De muitas histórias que carrega ali, uma teve um novo capítulo na quinta-feira (19), bem no dia que a reportagem esteve no local e até provou os saborosos churros. Talita conheceu a filha recém-nascida de uma cliente que marcou a carrocinha ao incluí-la na gestação.
— Todas consultas de pré-natal ela vinha comprar churros, e hoje veio me trazer a nenê para conhecer — relata a vendedora, com um grande sorriso no rosto.
O tombo que mudou tudo
Quase na esquina da Rua Pinheiro Machado com a Rua Moreira César, uma casinha de madeira chama atenção dos pedestres. É um tanto diferente das conhecidas carrocinhas. Mas, ali está Gabriela de Lima, 39, que há oito anos assumiu o Quiosque do Chá, vendendo chás, ervas, géis e outros produtos. O negócio era da sogra, em ponto próximo ao Hospital Pompéia. Mas um tombo mudou tudo. E foi um "tombo" da casinha.

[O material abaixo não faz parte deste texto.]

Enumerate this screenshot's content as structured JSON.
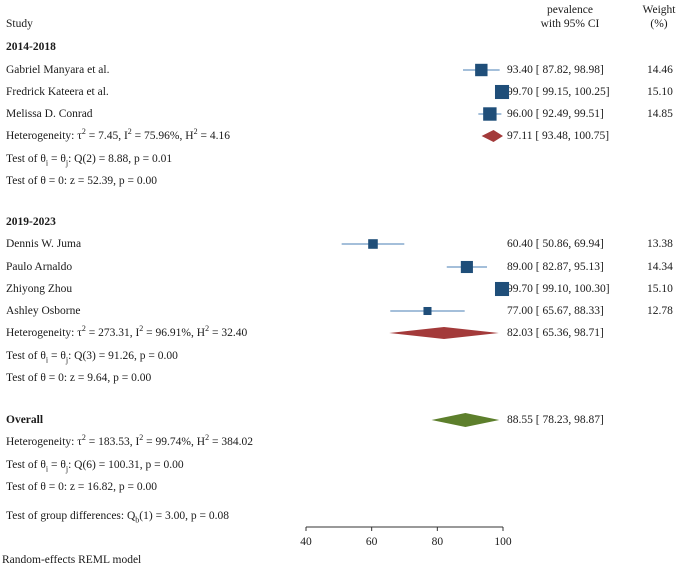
{
  "header": {
    "study": "Study",
    "effect_line1": "pevalence",
    "effect_line2": "with 95% CI",
    "weight_line1": "Weight",
    "weight_line2": "(%)"
  },
  "chart_data": {
    "type": "forest",
    "xlim": [
      40,
      100
    ],
    "xticks": [
      "40",
      "60",
      "80",
      "100"
    ],
    "colors": {
      "study": "#1f4e79",
      "ci": "#4a7fb5",
      "subgroup": "#a33a3a",
      "overall": "#5d7f2c"
    },
    "groups": [
      {
        "name": "2014-2018",
        "studies": [
          {
            "label": "Gabriel Manyara et al.",
            "est": 93.4,
            "lo": 87.82,
            "hi": 98.98,
            "ci_text": "93.40 [ 87.82,   98.98]",
            "weight": "14.46"
          },
          {
            "label": "Fredrick Kateera et al.",
            "est": 99.7,
            "lo": 99.15,
            "hi": 100.25,
            "ci_text": "99.70 [ 99.15, 100.25]",
            "weight": "15.10"
          },
          {
            "label": "Melissa D. Conrad",
            "est": 96.0,
            "lo": 92.49,
            "hi": 99.51,
            "ci_text": "96.00 [ 92.49,   99.51]",
            "weight": "14.85"
          }
        ],
        "pooled": {
          "est": 97.11,
          "lo": 93.48,
          "hi": 100.75,
          "ci_text": "97.11 [ 93.48, 100.75]"
        },
        "heterogeneity": {
          "prefix": "Heterogeneity: τ",
          "tau2": "7.45",
          "I2": "75.96%",
          "H2": "4.16"
        },
        "homogeneity_test": {
          "Q_df": "2",
          "Q": "8.88",
          "p": "0.01"
        },
        "zero_test": {
          "z": "52.39",
          "p": "0.00"
        }
      },
      {
        "name": "2019-2023",
        "studies": [
          {
            "label": "Dennis W. Juma",
            "est": 60.4,
            "lo": 50.86,
            "hi": 69.94,
            "ci_text": "60.40 [ 50.86,   69.94]",
            "weight": "13.38"
          },
          {
            "label": "Paulo Arnaldo",
            "est": 89.0,
            "lo": 82.87,
            "hi": 95.13,
            "ci_text": "89.00 [ 82.87,   95.13]",
            "weight": "14.34"
          },
          {
            "label": "Zhiyong Zhou",
            "est": 99.7,
            "lo": 99.1,
            "hi": 100.3,
            "ci_text": "99.70 [ 99.10, 100.30]",
            "weight": "15.10"
          },
          {
            "label": "Ashley Osborne",
            "est": 77.0,
            "lo": 65.67,
            "hi": 88.33,
            "ci_text": "77.00 [ 65.67,   88.33]",
            "weight": "12.78"
          }
        ],
        "pooled": {
          "est": 82.03,
          "lo": 65.36,
          "hi": 98.71,
          "ci_text": "82.03 [ 65.36,   98.71]"
        },
        "heterogeneity": {
          "prefix": "Heterogeneity: τ",
          "tau2": "273.31",
          "I2": "96.91%",
          "H2": "32.40"
        },
        "homogeneity_test": {
          "Q_df": "3",
          "Q": "91.26",
          "p": "0.00"
        },
        "zero_test": {
          "z": "9.64",
          "p": "0.00"
        }
      }
    ],
    "overall": {
      "label": "Overall",
      "est": 88.55,
      "lo": 78.23,
      "hi": 98.87,
      "ci_text": "88.55 [ 78.23,   98.87]",
      "heterogeneity": {
        "tau2": "183.53",
        "I2": "99.74%",
        "H2": "384.02"
      },
      "homogeneity_test": {
        "Q_df": "6",
        "Q": "100.31",
        "p": "0.00"
      },
      "zero_test": {
        "z": "16.82",
        "p": "0.00"
      }
    },
    "group_differences": {
      "Q_df": "1",
      "Q": "3.00",
      "p": "0.08"
    },
    "footnote": "Random-effects REML model"
  }
}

Em 2012, no primeiro ano da casinha, um ônibus bateu na estrutura e a casinha caiu. Isso, depois, fez com que a prefeitura mudasse a localização, para que acidentes não acontecessem mais. A casinha estava próxima do corredor de ônibus.
— Em 2012, em um horário que estava minha cunhada trabalhando, aconteceu. Só quebrou um pouco, ainda bem. Minha cunhada também não se machucou. O ônibus bateu e caiu na direção da calçada. Tombou na calçada — lembra Gabriela, o que, hoje, é um causo engraçado na família.
Antes, Gabriela tinha uma escola de música. Mas a crise em 2015 no setor metalúrgico de Caxias fez com que ela perdesse muitos alunos. A escola foi fechada e o negócio principal se tornou o Quiosque do Chá, que até ganhou reforma - também para reforçar a segurança.
— (Com o fechamento da escola) Eu tinha um outro ganha-pão já, com uma coisa que eu poderia trabalhar e com uma perspectiva de crescimento. Diferentemente do serviço, que é uma coisa que tu corta, por achar que não precisa daquilo, o chá ou o gel tem uma importância maior (para o cliente), então é prioridade de consumo — analisa Gabriela.
Como todos os vendedores ouvidos pela reportagem, Gabriela reforça que o cliente é essencial para estes negócios. Os pontos fixos e o costume de ter uma pausa ou rever um rosto amigo criam a conexão entre estes personagens, o centro caxiense e os pedestres quase sempre tão apressados.
— Tem vários clientes que acostumam a vir. Tem um cliente que é caminhoneiro, que vem e diz, "Bah, fiz uma viagem, vou ficar aqui essa semana, mas semana que vem terei uma longa. Então, já vim pegar pra não ficar sem meus produtos". Criamos uma proximidade com o cliente — descreve a vendedora.